Refineries don’t need tax exemption

Before leaving office in January, former Gov. Chris Gregoire left her successor and the Legislature with one obvious method of closing a small portion of the state’s budget shortfall.

In her last biennium budget, Gregoire proposed closing the extracted fuel exemption, a $63 million loophole that amounts to nothing more than a fossil fuel subsidy to the state’s five oil refineries.

The extracted fuel exemption allows companies to avoid paying use taxes on fuel they both produce and consume on-site. The Legislature created the exemption in 1949 for sawmills – the state’s top industry at the time – which burned wood scraps (called hog fuel) to power its machinery.

But the exemption has turned into an unintended subsidy for oil companies.

The state’s five oil refineries are not paying any tax on the petroleum fuel they produce internally – about 60 percent of their total consumption – to make other petroleum products.

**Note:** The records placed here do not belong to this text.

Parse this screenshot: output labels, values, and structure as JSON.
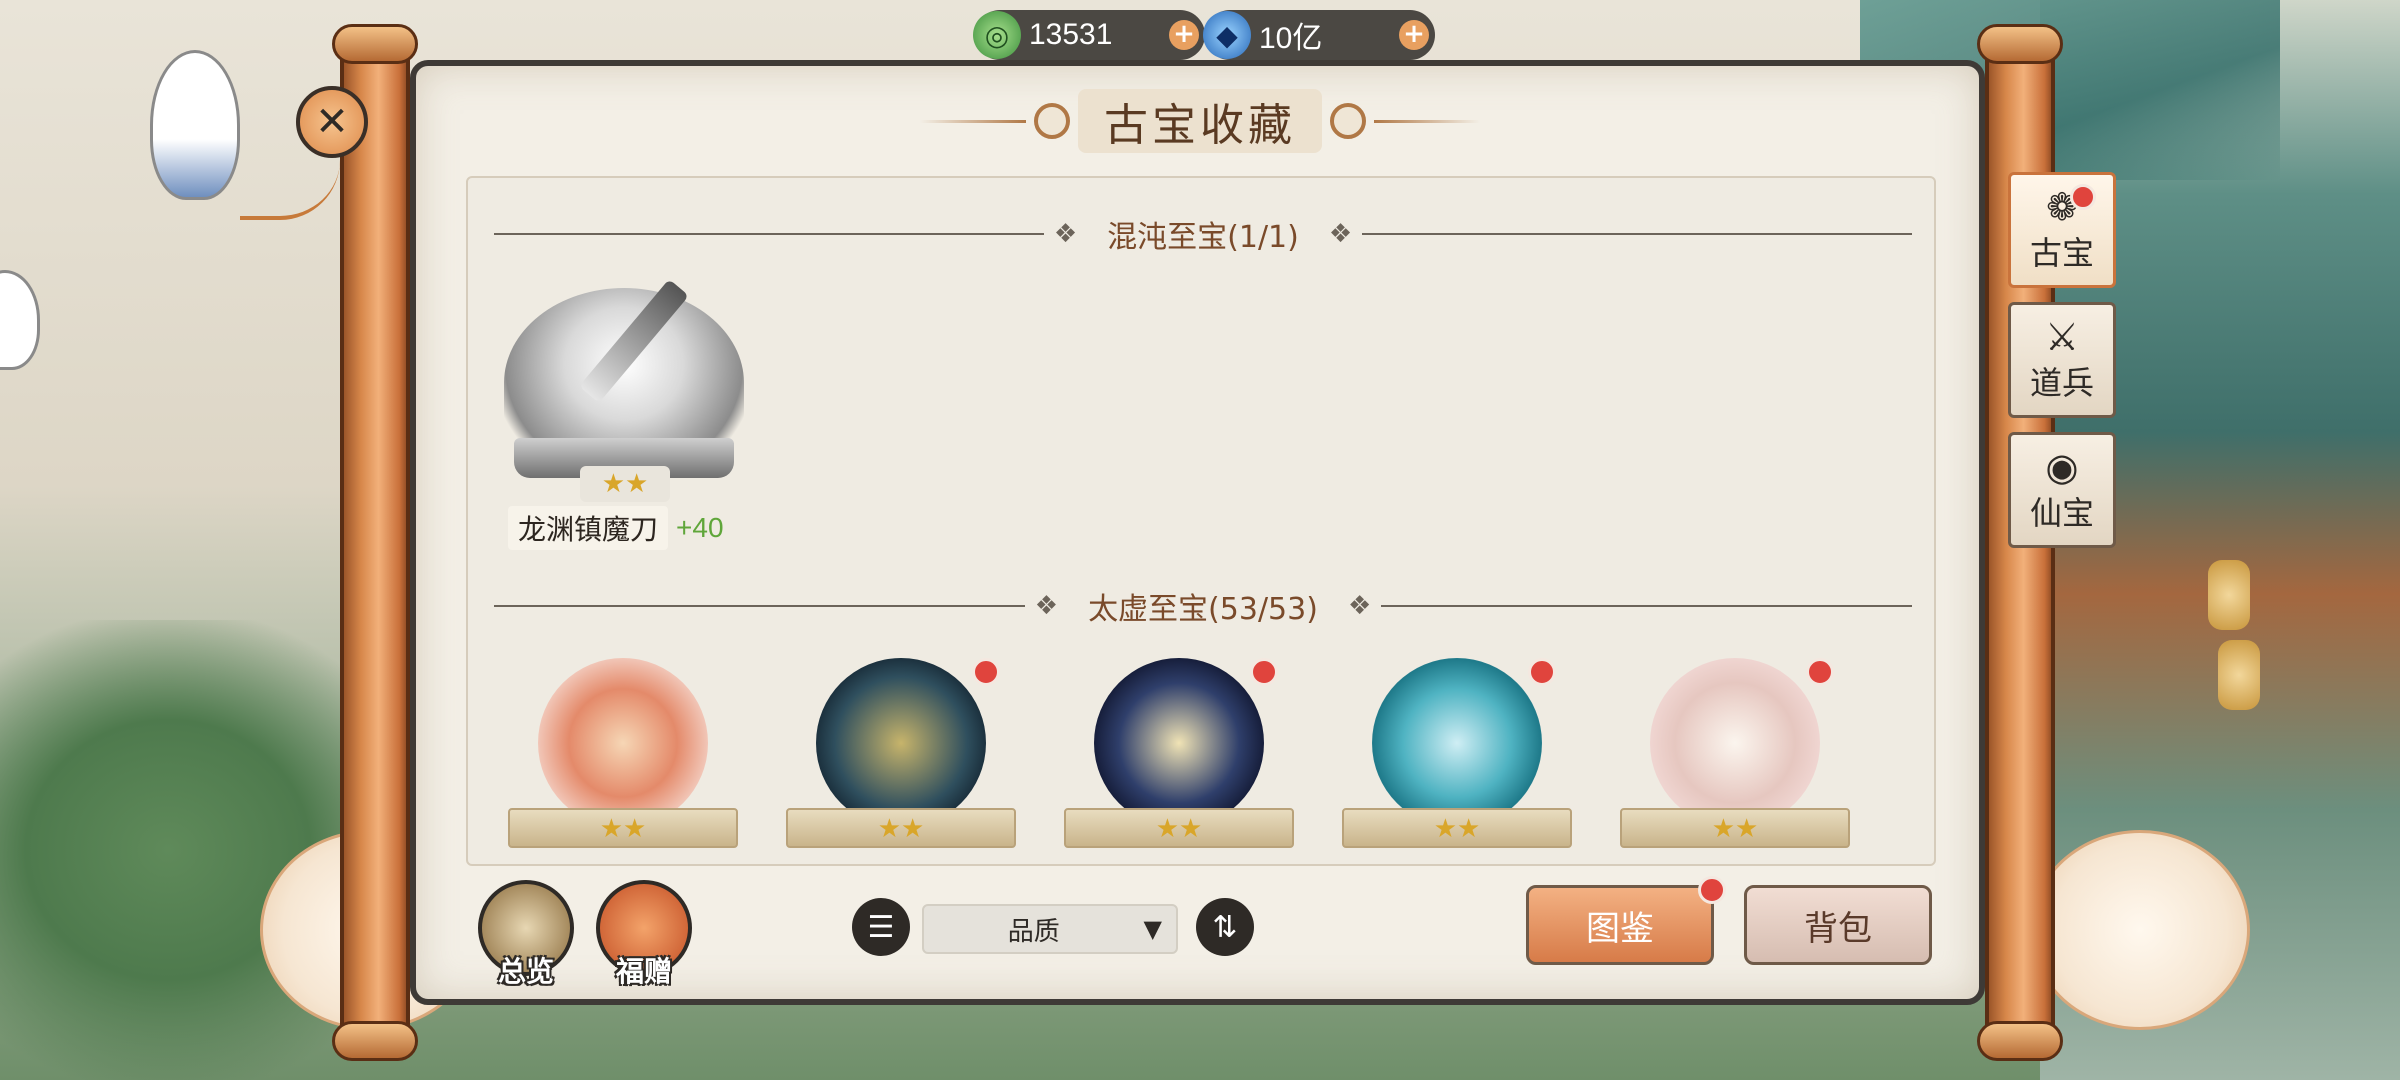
{
  "currencies": {
    "jade": {
      "value": "13531",
      "icon": "jade-coin-icon"
    },
    "crystal": {
      "value": "10亿",
      "icon": "blue-crystal-icon"
    },
    "plus": "+"
  },
  "title": "古宝收藏",
  "sections": {
    "chaos": {
      "label": "混沌至宝(1/1)",
      "items": [
        {
          "name": "龙渊镇魔刀",
          "bonus": "+40",
          "stars": 2
        }
      ]
    },
    "void": {
      "label": "太虚至宝(53/53)",
      "items": [
        {
          "stars": 2,
          "badge": false,
          "colors": "red-flower-orb"
        },
        {
          "stars": 2,
          "badge": true,
          "colors": "gold-turtle-orb"
        },
        {
          "stars": 2,
          "badge": true,
          "colors": "night-staff-orb"
        },
        {
          "stars": 2,
          "badge": true,
          "colors": "cyan-dragon-orb"
        },
        {
          "stars": 2,
          "badge": true,
          "colors": "pink-fan-orb"
        }
      ]
    }
  },
  "bottom": {
    "overview_label": "总览",
    "gift_label": "福赠",
    "sort_value": "品质",
    "codex_label": "图鉴",
    "bag_label": "背包"
  },
  "side_tabs": [
    {
      "label": "古宝",
      "icon": "flower-icon",
      "active": true,
      "badge": true
    },
    {
      "label": "道兵",
      "icon": "weapon-icon",
      "active": false,
      "badge": false
    },
    {
      "label": "仙宝",
      "icon": "eye-icon",
      "active": false,
      "badge": false
    }
  ],
  "colors": {
    "accent": "#d77b48",
    "badge": "#e0443d",
    "bonus": "#5fa63a",
    "star": "#d9a62a"
  }
}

No oil refineries existed in Washington in 1949. The first refinery came in 1954, and five are operating today. Those refineries receive 98 percent of the fuel exemption today. The wood industry receives only 2 percent.

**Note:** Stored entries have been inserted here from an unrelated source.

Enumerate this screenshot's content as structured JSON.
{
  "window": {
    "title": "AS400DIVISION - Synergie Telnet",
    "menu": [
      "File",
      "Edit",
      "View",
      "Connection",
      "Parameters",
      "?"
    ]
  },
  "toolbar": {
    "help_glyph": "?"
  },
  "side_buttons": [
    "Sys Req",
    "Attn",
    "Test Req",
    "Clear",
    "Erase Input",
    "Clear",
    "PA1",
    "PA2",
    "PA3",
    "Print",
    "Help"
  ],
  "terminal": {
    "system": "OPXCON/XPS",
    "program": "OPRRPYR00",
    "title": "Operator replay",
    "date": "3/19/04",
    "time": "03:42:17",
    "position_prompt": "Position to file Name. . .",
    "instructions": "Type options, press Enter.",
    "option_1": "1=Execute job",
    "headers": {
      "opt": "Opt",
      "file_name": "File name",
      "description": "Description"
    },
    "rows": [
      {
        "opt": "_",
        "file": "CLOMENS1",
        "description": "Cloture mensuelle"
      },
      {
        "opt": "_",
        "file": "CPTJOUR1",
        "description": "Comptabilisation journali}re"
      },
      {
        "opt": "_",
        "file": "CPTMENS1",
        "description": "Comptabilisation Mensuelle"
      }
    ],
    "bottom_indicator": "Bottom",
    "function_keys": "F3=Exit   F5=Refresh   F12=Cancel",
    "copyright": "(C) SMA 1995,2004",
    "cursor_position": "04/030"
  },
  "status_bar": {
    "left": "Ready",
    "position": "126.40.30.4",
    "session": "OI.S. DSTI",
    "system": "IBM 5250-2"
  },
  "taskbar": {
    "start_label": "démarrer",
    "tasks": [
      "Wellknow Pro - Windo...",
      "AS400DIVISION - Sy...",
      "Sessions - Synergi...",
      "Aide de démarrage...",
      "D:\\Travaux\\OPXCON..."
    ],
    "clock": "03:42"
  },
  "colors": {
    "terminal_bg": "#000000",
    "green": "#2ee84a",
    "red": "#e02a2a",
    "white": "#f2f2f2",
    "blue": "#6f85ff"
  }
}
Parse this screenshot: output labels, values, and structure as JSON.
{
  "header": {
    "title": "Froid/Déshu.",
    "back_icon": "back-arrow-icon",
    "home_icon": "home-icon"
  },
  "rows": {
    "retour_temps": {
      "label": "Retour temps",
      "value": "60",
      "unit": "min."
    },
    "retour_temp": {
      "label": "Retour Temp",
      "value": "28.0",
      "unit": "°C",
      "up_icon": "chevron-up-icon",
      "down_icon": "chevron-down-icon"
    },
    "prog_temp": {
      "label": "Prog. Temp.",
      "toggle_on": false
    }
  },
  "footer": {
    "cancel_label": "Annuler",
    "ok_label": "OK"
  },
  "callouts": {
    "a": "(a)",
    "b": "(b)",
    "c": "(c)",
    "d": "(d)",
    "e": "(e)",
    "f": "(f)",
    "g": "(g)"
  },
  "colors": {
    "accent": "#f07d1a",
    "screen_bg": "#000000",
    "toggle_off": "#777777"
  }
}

It’s not uncommon for states to create tax exemptions in an attempt to woo individual businesses or industries to relocate or stay home. We have made deals for Boeing, like Oregon has made for Nike.

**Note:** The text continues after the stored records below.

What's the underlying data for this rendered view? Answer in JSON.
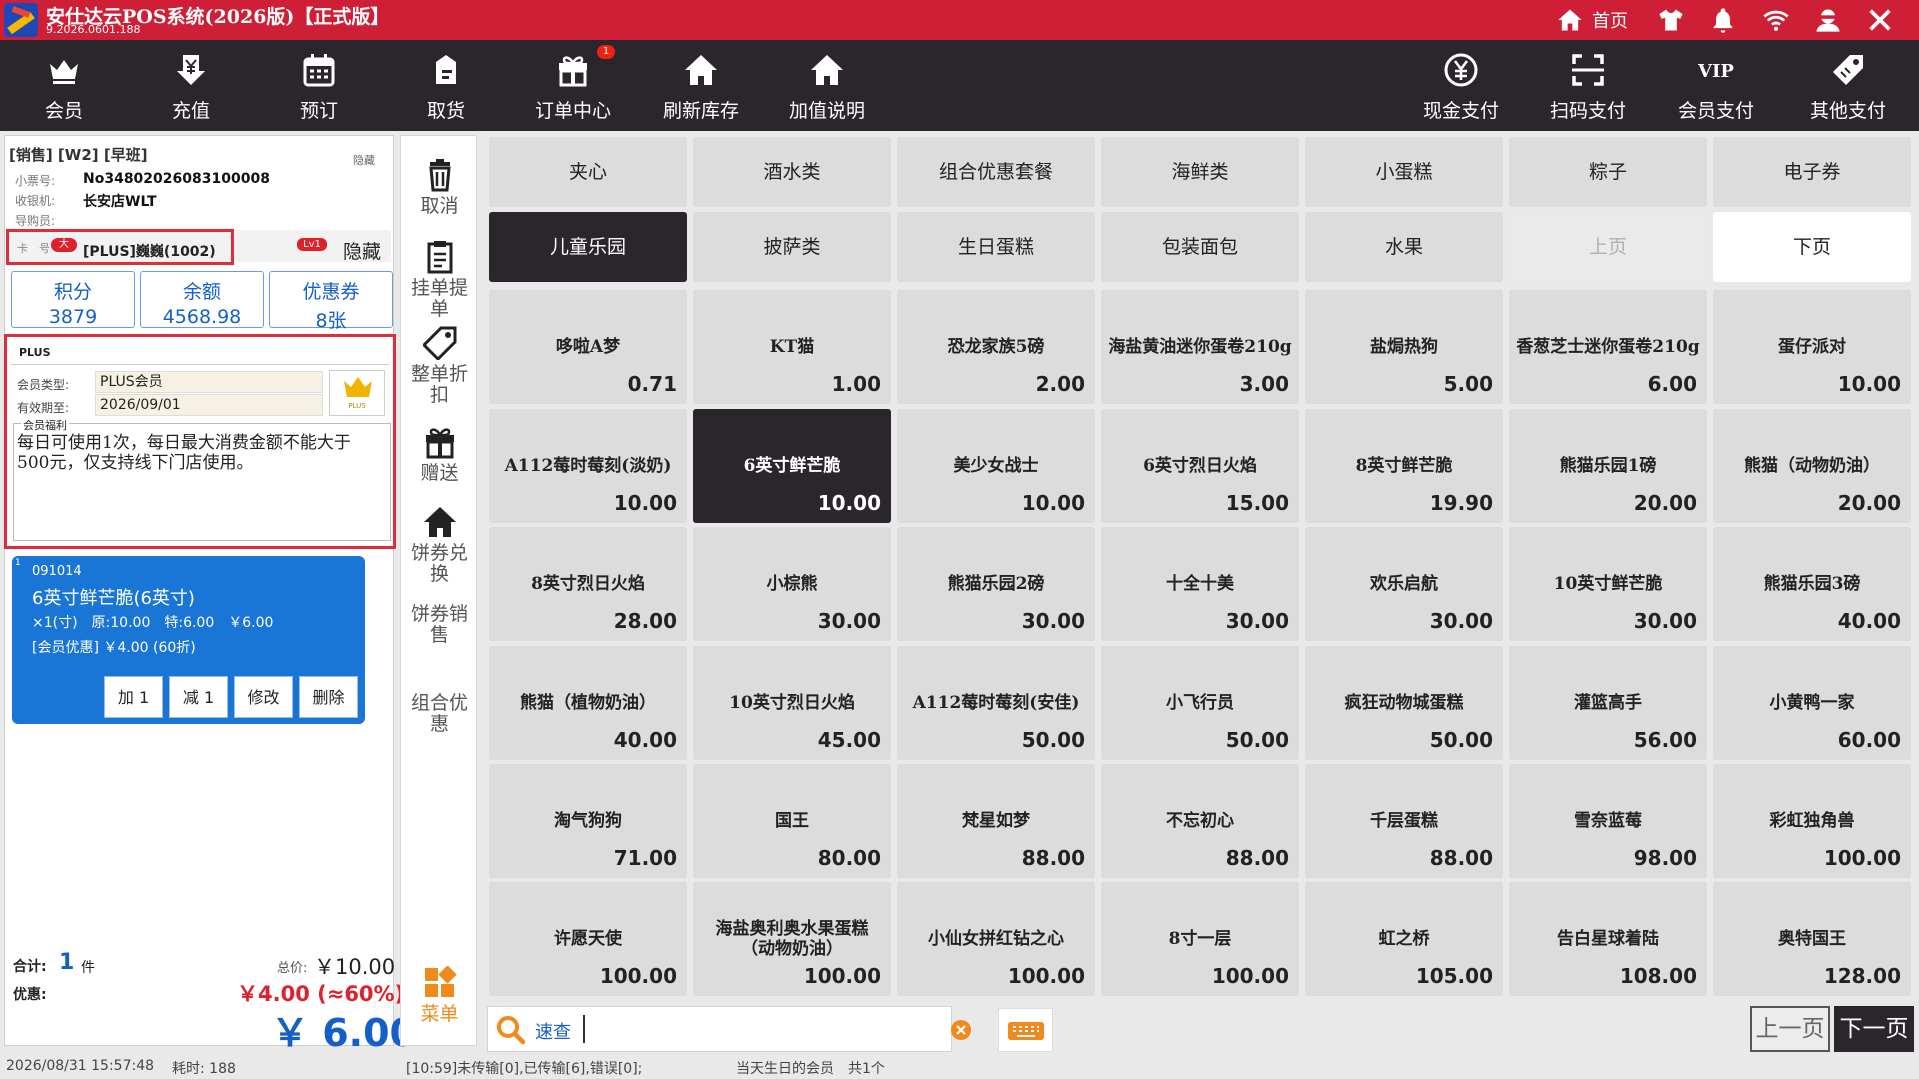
{
  "window": {
    "title": "安仕达云POS系统(2026版)【正式版】",
    "version": "9.2026.0601.188",
    "home_label": "首页"
  },
  "toolbar": {
    "left": [
      {
        "label": "会员",
        "icon": "crown-icon"
      },
      {
        "label": "充值",
        "icon": "yen-download-icon"
      },
      {
        "label": "预订",
        "icon": "calendar-icon"
      },
      {
        "label": "取货",
        "icon": "package-icon"
      },
      {
        "label": "订单中心",
        "icon": "gift-icon",
        "badge": "1"
      },
      {
        "label": "刷新库存",
        "icon": "house-icon"
      },
      {
        "label": "加值说明",
        "icon": "house-icon"
      }
    ],
    "right": [
      {
        "label": "现金支付",
        "icon": "yen-circle-icon"
      },
      {
        "label": "扫码支付",
        "icon": "scan-icon"
      },
      {
        "label": "会员支付",
        "icon": "vip-icon"
      },
      {
        "label": "其他支付",
        "icon": "tag-icon"
      }
    ]
  },
  "order": {
    "header": "[销售] [W2] [早班]",
    "hide_label": "隐藏",
    "receipt_label": "小票号:",
    "receipt_no": "No34802026083100008",
    "cashier_label": "收银机:",
    "cashier": "长安店WLT",
    "guide_label": "导购员:",
    "guide": ""
  },
  "member": {
    "card_label": "卡　号",
    "tag_big": "大",
    "name": "[PLUS]巍巍(1002)",
    "level": "Lv1",
    "hide_button": "隐藏",
    "stats": [
      {
        "label": "积分",
        "value": "3879"
      },
      {
        "label": "余额",
        "value": "4568.98"
      },
      {
        "label": "优惠券",
        "value": "8张"
      }
    ],
    "plus_tab": "PLUS",
    "type_label": "会员类型:",
    "type_value": "PLUS会员",
    "expiry_label": "有效期至:",
    "expiry_value": "2026/09/01",
    "plus_badge": "PLUS",
    "benefit_label": "会员福利",
    "benefit_text": "每日可使用1次，每日最大消费金额不能大于500元，仅支持线下门店使用。"
  },
  "cart": {
    "items": [
      {
        "index": "1",
        "code": "091014",
        "name": "6英寸鲜芒脆(6英寸)",
        "detail": "×1(寸)　原:10.00　特:6.00　￥6.00",
        "discount": "[会员优惠] ￥4.00 (60折)",
        "buttons": [
          "加 1",
          "减 1",
          "修改",
          "删除"
        ]
      }
    ]
  },
  "totals": {
    "count_label": "合计:",
    "count": "1",
    "count_unit": "件",
    "total_label": "总价:",
    "total": "￥10.00",
    "discount_label": "优惠:",
    "discount": "￥4.00 (≈60%)",
    "payable": "￥ 6.00"
  },
  "sidebar": [
    {
      "label": "取消",
      "icon": "trash-icon"
    },
    {
      "label": "挂单提单",
      "icon": "clipboard-icon"
    },
    {
      "label": "整单折扣",
      "icon": "tag-icon"
    },
    {
      "label": "赠送",
      "icon": "gift-icon"
    },
    {
      "label": "饼券兑换",
      "icon": "house-icon"
    },
    {
      "label": "饼券销售",
      "icon": ""
    },
    {
      "label": "组合优惠",
      "icon": ""
    },
    {
      "label": "菜单",
      "icon": "grid-menu-icon"
    }
  ],
  "categories": [
    "夹心",
    "酒水类",
    "组合优惠套餐",
    "海鲜类",
    "小蛋糕",
    "粽子",
    "电子券",
    "儿童乐园",
    "披萨类",
    "生日蛋糕",
    "包装面包",
    "水果",
    "上页",
    "下页"
  ],
  "products": [
    {
      "name": "哆啦A梦",
      "price": "0.71"
    },
    {
      "name": "KT猫",
      "price": "1.00"
    },
    {
      "name": "恐龙家族5磅",
      "price": "2.00"
    },
    {
      "name": "海盐黄油迷你蛋卷210g",
      "price": "3.00"
    },
    {
      "name": "盐焗热狗",
      "price": "5.00"
    },
    {
      "name": "香葱芝士迷你蛋卷210g",
      "price": "6.00"
    },
    {
      "name": "蛋仔派对",
      "price": "10.00"
    },
    {
      "name": "A112莓时莓刻(淡奶)",
      "price": "10.00"
    },
    {
      "name": "6英寸鲜芒脆",
      "price": "10.00"
    },
    {
      "name": "美少女战士",
      "price": "10.00"
    },
    {
      "name": "6英寸烈日火焰",
      "price": "15.00"
    },
    {
      "name": "8英寸鲜芒脆",
      "price": "19.90"
    },
    {
      "name": "熊猫乐园1磅",
      "price": "20.00"
    },
    {
      "name": "熊猫（动物奶油）",
      "price": "20.00"
    },
    {
      "name": "8英寸烈日火焰",
      "price": "28.00"
    },
    {
      "name": "小棕熊",
      "price": "30.00"
    },
    {
      "name": "熊猫乐园2磅",
      "price": "30.00"
    },
    {
      "name": "十全十美",
      "price": "30.00"
    },
    {
      "name": "欢乐启航",
      "price": "30.00"
    },
    {
      "name": "10英寸鲜芒脆",
      "price": "30.00"
    },
    {
      "name": "熊猫乐园3磅",
      "price": "40.00"
    },
    {
      "name": "熊猫（植物奶油）",
      "price": "40.00"
    },
    {
      "name": "10英寸烈日火焰",
      "price": "45.00"
    },
    {
      "name": "A112莓时莓刻(安佳)",
      "price": "50.00"
    },
    {
      "name": "小飞行员",
      "price": "50.00"
    },
    {
      "name": "疯狂动物城蛋糕",
      "price": "50.00"
    },
    {
      "name": "灌篮高手",
      "price": "56.00"
    },
    {
      "name": "小黄鸭一家",
      "price": "60.00"
    },
    {
      "name": "淘气狗狗",
      "price": "71.00"
    },
    {
      "name": "国王",
      "price": "80.00"
    },
    {
      "name": "梵星如梦",
      "price": "88.00"
    },
    {
      "name": "不忘初心",
      "price": "88.00"
    },
    {
      "name": "千层蛋糕",
      "price": "88.00"
    },
    {
      "name": "雪奈蓝莓",
      "price": "98.00"
    },
    {
      "name": "彩虹独角兽",
      "price": "100.00"
    },
    {
      "name": "许愿天使",
      "price": "100.00"
    },
    {
      "name": "海盐奥利奥水果蛋糕（动物奶油）",
      "price": "100.00"
    },
    {
      "name": "小仙女拼红钻之心",
      "price": "100.00"
    },
    {
      "name": "8寸一层",
      "price": "100.00"
    },
    {
      "name": "虹之桥",
      "price": "105.00"
    },
    {
      "name": "告白星球着陆",
      "price": "108.00"
    },
    {
      "name": "奥特国王",
      "price": "128.00"
    }
  ],
  "search": {
    "label": "速查",
    "value": ""
  },
  "paging": {
    "prev": "上一页",
    "next": "下一页"
  },
  "status": {
    "datetime": "2026/08/31 15:57:48",
    "elapsed": "耗时: 188",
    "sync": "[10:59]未传输[0],已传输[6],错误[0];",
    "birthday": "当天生日的会员　共1个"
  },
  "colors": {
    "title_bar": "#cf1f36",
    "toolbar": "#2a262c",
    "selected_tile": "#2a262c",
    "cart_item": "#1a76d6",
    "accent_blue": "#1560c8",
    "discount_red": "#e0202a",
    "menu_orange": "#f08a1c",
    "highlight_box": "#e02d3a"
  }
}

But in these extraordinary cases, there has always been a strategic purpose or a clear policy objective.

That is not the case with the accidental gift to the oil refineries. The exemption wasn’t intended for them and there is simply no good reason to give away millions of dollars every year to an already highly profitable industry.

The Legislature and Gov. Jay Inslee should cut this exemption without hesitation.